Saturday, September 12, 2009

Reading My Own Novel--A Lesson in What Happens When You're Not Looking


The week I got my first copy of my new novel, Qualities of Light, I was like a raft floating in serene blue water. It had happened at last. Holding it in my hands was a thrill. I didn't even open it for a few minutes. Then I gave myself two days and read it cover to cover.

A wonderful editor accepted the book and a wonderful press has published it, but I spent a year trying to sell it before that happened. I'd kept notes from agents and editors who'd seen the manuscript that difficult year. These agents and editors sent me brief or beautiful rejection letters--and I kept many of them. The helpful ones encouraged me. The agents and editors who were kind enough to take time from their busy workdays to tell me why they rejected my manuscript, what they'd recommend changing. This kind of information is gold to the writer struggling to publish.

The most constant comment: "Begin the story in chapter 5." Chapter 5 is where the main character begins to fall in love. I couldn't figure out why everyone thought this was the main story of the novel. To me, the main story is the complex relationship Molly has with her artist father. But everyone else disagreed.

Eventually, I heeded the advice. The last helpful editor sent me detailed suggestions, including the now-familiar "Begin with chapter 5." So I jettisoned the first four chapters. I put them into my "extras" file on my computer and wove the best bits into other chapters. Now the book starts right in with the love tangle instead of the family tangle.

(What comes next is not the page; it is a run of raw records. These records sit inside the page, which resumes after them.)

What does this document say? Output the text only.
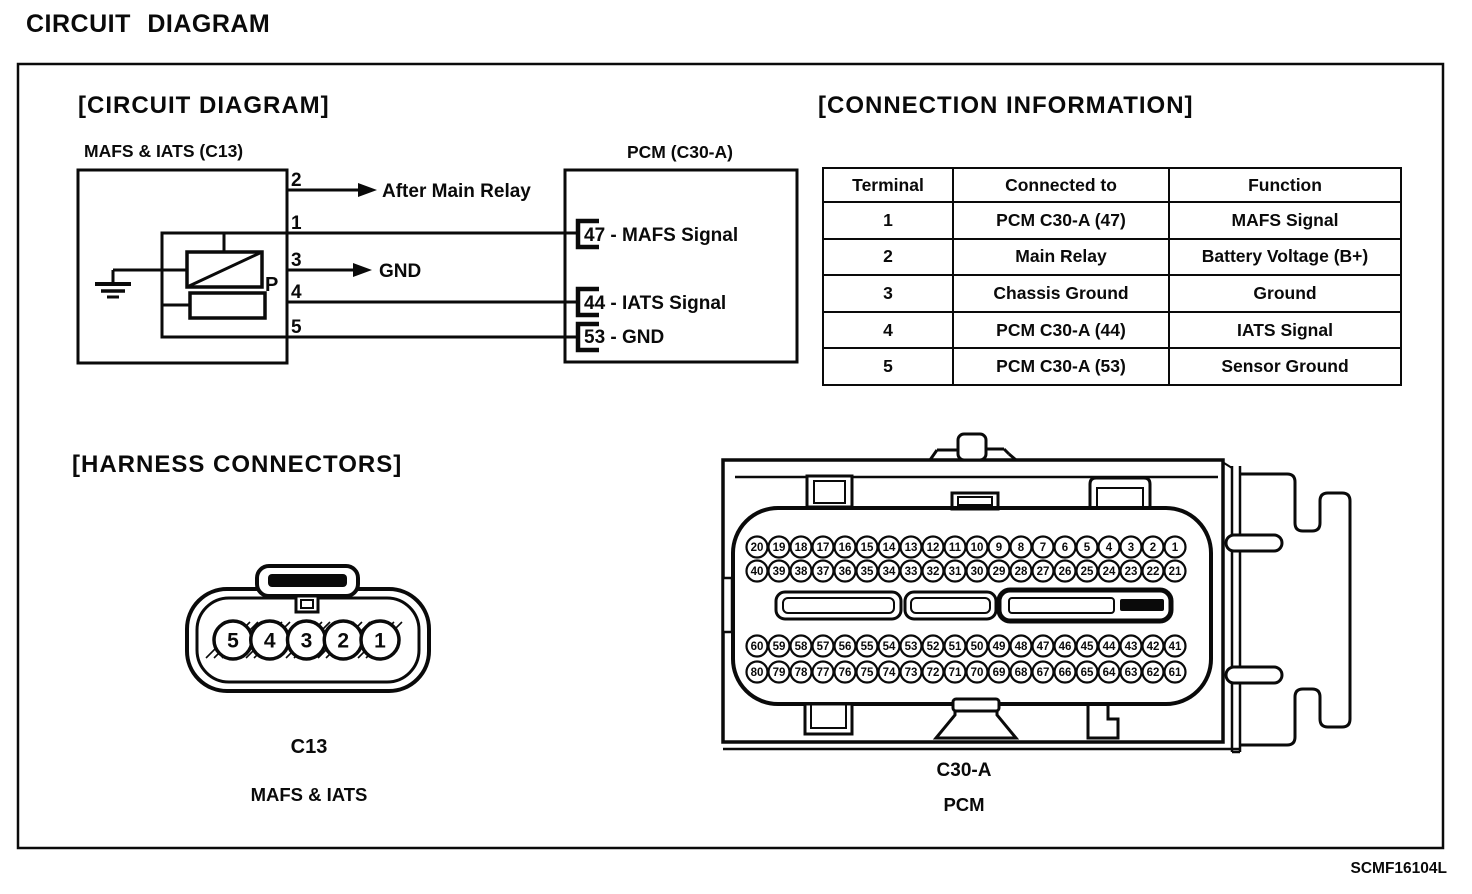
5 4 3 2 1
20 19 18 17 16 15 14 13 12 11 10 9 8 7 6 5 4 3 2 1
40 39 38 37 36 35 34 33 32 31 30 29 28 27 26 25 24 23 22 21
60 59 58 57 56 55 54 53 52 51 50 49 48 47 46 45 44 43 42 41
80 79 78 77 76 75 74 73 72 71 70 69 68 67 66 65 64 63 62 61
MAFS & IATS (C13)	PCM (C30-A)
2
1
3
4
5
P
After Main Relay
GND
47 - MAFS Signal
44 - IATS Signal
53 - GND
CIRCUIT DIAGRAM
[CIRCUIT DIAGRAM]	[CONNECTION INFORMATION]
[HARNESS CONNECTORS]
Terminal	Connected to	Function
1	PCM C30-A (47)	MAFS Signal
2	Main Relay	Battery Voltage (B+)
3	Chassis Ground	Ground
4	PCM C30-A (44)	IATS Signal
5	PCM C30-A (53)	Sensor Ground
C13
MAFS & IATS
C30-A
PCM
SCMF16104L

Rereading it this week, I saw why it works. As deeply as I was interested in the family tangle, most readers love a love story. That's what they wanted.

Why We Writers Need Readers
These agents and editors--and my writing partner and writing groups--did me a great service. Their comments forced me to go back to what I was originally excited about in this novel when I began writing it nine years ago. It was the unlikely romance. The family tangle came later, when I was searching for a subplot to give tension to the story.

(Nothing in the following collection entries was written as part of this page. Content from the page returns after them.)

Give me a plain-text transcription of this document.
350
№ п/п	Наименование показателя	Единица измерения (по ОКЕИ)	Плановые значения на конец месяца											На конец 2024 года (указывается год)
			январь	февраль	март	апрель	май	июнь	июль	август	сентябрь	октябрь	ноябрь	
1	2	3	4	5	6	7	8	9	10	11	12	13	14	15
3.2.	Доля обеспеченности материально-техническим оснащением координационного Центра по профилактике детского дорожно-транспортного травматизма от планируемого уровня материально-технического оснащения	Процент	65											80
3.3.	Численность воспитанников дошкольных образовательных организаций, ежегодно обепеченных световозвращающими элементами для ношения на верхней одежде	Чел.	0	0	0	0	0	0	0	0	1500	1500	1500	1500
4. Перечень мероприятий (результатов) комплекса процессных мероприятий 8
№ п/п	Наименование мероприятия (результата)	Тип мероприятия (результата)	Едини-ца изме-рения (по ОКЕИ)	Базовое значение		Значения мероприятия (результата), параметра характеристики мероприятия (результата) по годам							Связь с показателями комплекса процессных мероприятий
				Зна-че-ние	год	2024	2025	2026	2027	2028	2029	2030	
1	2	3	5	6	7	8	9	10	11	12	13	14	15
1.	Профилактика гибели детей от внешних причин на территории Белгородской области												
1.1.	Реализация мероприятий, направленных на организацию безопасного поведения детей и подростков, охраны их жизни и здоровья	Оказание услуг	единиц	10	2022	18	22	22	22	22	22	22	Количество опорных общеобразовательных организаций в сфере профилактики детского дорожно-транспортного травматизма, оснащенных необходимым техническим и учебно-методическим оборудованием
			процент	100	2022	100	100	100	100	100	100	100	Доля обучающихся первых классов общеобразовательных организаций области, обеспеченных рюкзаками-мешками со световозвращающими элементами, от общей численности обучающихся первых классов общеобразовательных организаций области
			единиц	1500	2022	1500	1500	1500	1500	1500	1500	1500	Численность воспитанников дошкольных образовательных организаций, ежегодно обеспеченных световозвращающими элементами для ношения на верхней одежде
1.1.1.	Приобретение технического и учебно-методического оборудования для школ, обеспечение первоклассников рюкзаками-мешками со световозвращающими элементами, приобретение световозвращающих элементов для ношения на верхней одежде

Once I rediscovered, via helpful advice, the real center of my story and rearranged it accordingly, I sold it within a month.

We writers want to keep our ideas "pure" and untouched by others' opinions. This is downright snobby, a typical ego-driven artist viewpoint. I'm there often, and it never serves me. Most readers, if they're intelligent and kind, will point the writer back to her original focus. They will help the writer weed out the sidetracks that don't serve the story.

This Week's Writing Exercise
Make a list of feedback you've gotten so far about your book. What's the most consistent comment? Is it, like with my novel, to begin somewhere else, with another focus? Why have you listened or not listened to this feedback? What has changed in your writing because of it?

Then make a list of the readers in your life--people who have read your work and given you feedback. Send the most important one a thank-you note. Tell her or him why you appreciate the feedback, what it's taught you.